Шрифт:
Интервал:
Закладка:
В 1840 году юноша задумывает уже нечто серьезное: хочет издать сборник своих стихов. Но прежде чем это сделать, навещает Жуковского и, передав ему стихи, просит дать отзыв. Увы, знаменитый переводчик «Одиссеи» выносит весьма суровое суждение. И старый мастер пера был прав: изданные все-таки Некрасовым «Мечты и звуки» встретили очень неодобрительную оценку критики; автору сборника предлагали даже оставить перо стихотворца и предаться занятиям более «дельным»…
Нужда – мать не только трагедий; на длинном жизненном полотне она способна вышивать и узоры курьезов. Однажды с Некрасовым произошел такой трагикомический случай. Как-то в компании с приятелем он отправился на маскарадную вечеринку; по дороге друзья заехали в костюмерную лавочку и, оставив там в залог свои платья, переоблачились: один – в испанского гранда, другой – в венецианского дожа. Расчет у приятелей был при этом такой: утром, возвращаясь с вечеринки домой, они должны были снова заехать в лавочку и вновь переодеться. Но когда наступило утро, открылось непредвиденное обстоятельство: у них не оказалось необходимой денежной суммы для того, чтобы рассчитаться с владельцем лавки за прокат костюмов. Тогда «испанскому гранду» и «венецианскому дожу» пришлось прибыть домой в столь оригинальном виде и начать из своей квартиры, через посыльных, лихорадочные поиски по всему городу денег. Но эта задача оказалась трудной, а так как оставленная в костюмерной лавке одежда была у приятелей единственной, то «испанскому гранду» и «венецианскому дожу» пришлось целые сутки дивить всех соседей своим красочным нарядом.

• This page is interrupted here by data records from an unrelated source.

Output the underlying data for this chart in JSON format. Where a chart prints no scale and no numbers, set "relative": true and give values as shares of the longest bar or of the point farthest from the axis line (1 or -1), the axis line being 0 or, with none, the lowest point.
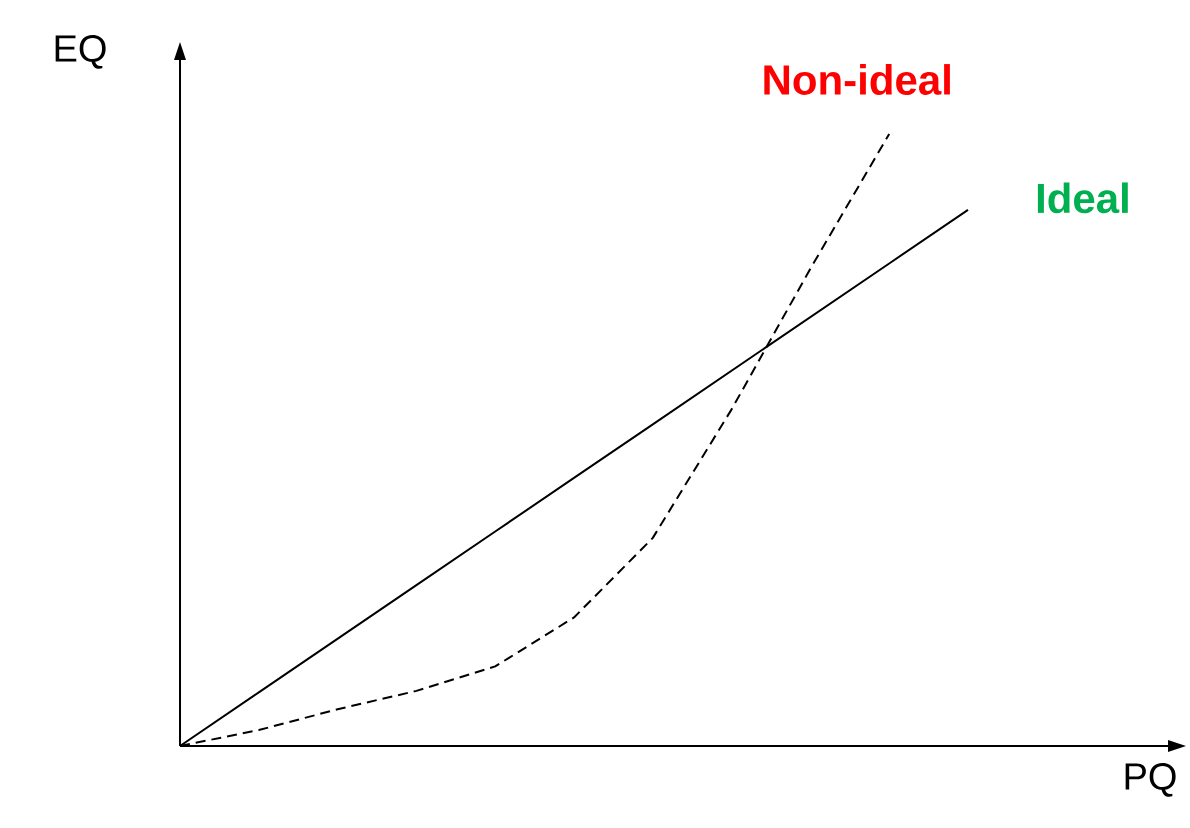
{
  "chart_data": {
    "type": "line",
    "relative": true,
    "xlabel": "PQ",
    "ylabel": "EQ",
    "marker": "none",
    "categories": [
      null,
      null,
      null,
      null,
      null,
      null,
      null,
      null,
      null,
      null,
      null
    ],
    "series": [
      {
        "name": "Ideal",
        "color": "#000000",
        "line_style": "solid",
        "values": [
          0,
          0.0876,
          0.1752,
          0.2628,
          0.3504,
          0.438,
          0.5256,
          0.6132,
          0.7008,
          0.7884,
          0.876
        ]
      },
      {
        "name": "Non-ideal",
        "color": "#000000",
        "line_style": "dashed",
        "values": [
          0,
          0.026,
          0.06,
          0.09,
          0.13,
          0.21,
          0.34,
          0.55,
          0.78,
          1.0,
          null
        ]
      }
    ]
  }
}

Все это, все эти редко веселые, чаще же полные трагизма дни бедности, помнил молодой поэт. И от этого-то его ум приобрел то качество, которое приводило в восторг Белинского – практическую сметку. Но глубокая практичность удивительно сочеталась у Некрасова с большим художественным, поэтическим даром. Именно этой своей сметке, без сомнения, обязан он последующим материальным успехом в жизни. Недавний бедняк, ночевавший порой в обществе петербургских нищих, становится человеком с не только всероссийским литературным именем, но и с немалыми денежными достатками. В его распоряжении оказывается один из лучших журналов в России, богатый, широко читаемый публикой «Современник», в его же распоряжении и… отличная квартира, дорогостоящий гардероб – за одну шапку-боярку из темного и седого соболя, вошедшую тогда в моду, Панаев, старый щеголь и коллега Некрасова по журналу, готов был, по его собственным словам, отдать часть жизни. А знаменитые «литературные» ужины поэта-издателя становятся предметом восхищения многих богачей и гастрономов.

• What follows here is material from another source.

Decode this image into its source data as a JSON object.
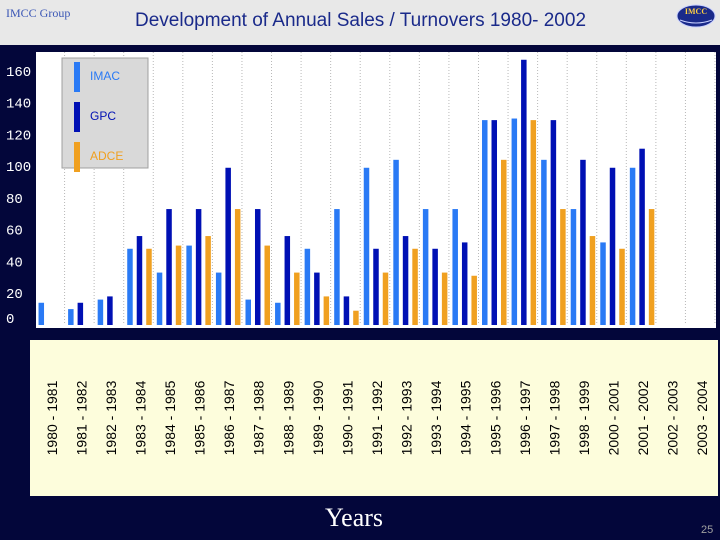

Но глубокую, художественно-могучую натуру поэта не могла все же увлечь за собою одна материальная сторона жизни. За дорогостоящими тканями одежды, скроенной у лучших портных, билось горячее, увлекающееся сердце. Достаточно характерен в этом отношении один случай, предшествовавший по рассказам современников, сближению Некрасова с А. Я. Панаевой. Однажды поэт, долго и безнадежно влюбленный в красивую женщину, переезжал вместе с нею в многолюдном обществе Волгу. А. Я. Панаева долго безразлично слушала пылкие признания своего спутника, но потом решила урезонить его: «Все вы, господа фразеры, – сказала она, – на словах готовы на все жертвы. Вот вы, Бог знает, что говорите, однако, не броситесь же из-за меня в воду»3. И тут случилось то, что сказавшая эти слова никак не ожидала: Некрасов, не умея плавать и, находясь на самой середине реки, встал на борт лодки и… бросился в воду. Начавшего утопать поэта спасли лишь с большим трудом. Но поступок его был оценен, и женщина, которая была для него так долго недоступна, наградила поэта продолжительной и теплой любовью, – любовью, с которой связаны одни из самых светлых страниц в жизни Некрасова.
В натуре поэта находилось, впрочем, место и для других страстей. Мало в Петербурге было, например, более азартных игроков, чем издатель «Современника». Правда, в руках Некрасова карты редко вели к проигрышам. Любитель риска умел все же, по-видимому, быть, где нужно, осторожным. Карточная игра была для него в какой-то мере наркозом: после каждой хорошей «встряски» такого рода он с ожесточением принимался за работу. По его словам, никогда ему так хорошо не писалось, как после нескольких ночей карточного угара.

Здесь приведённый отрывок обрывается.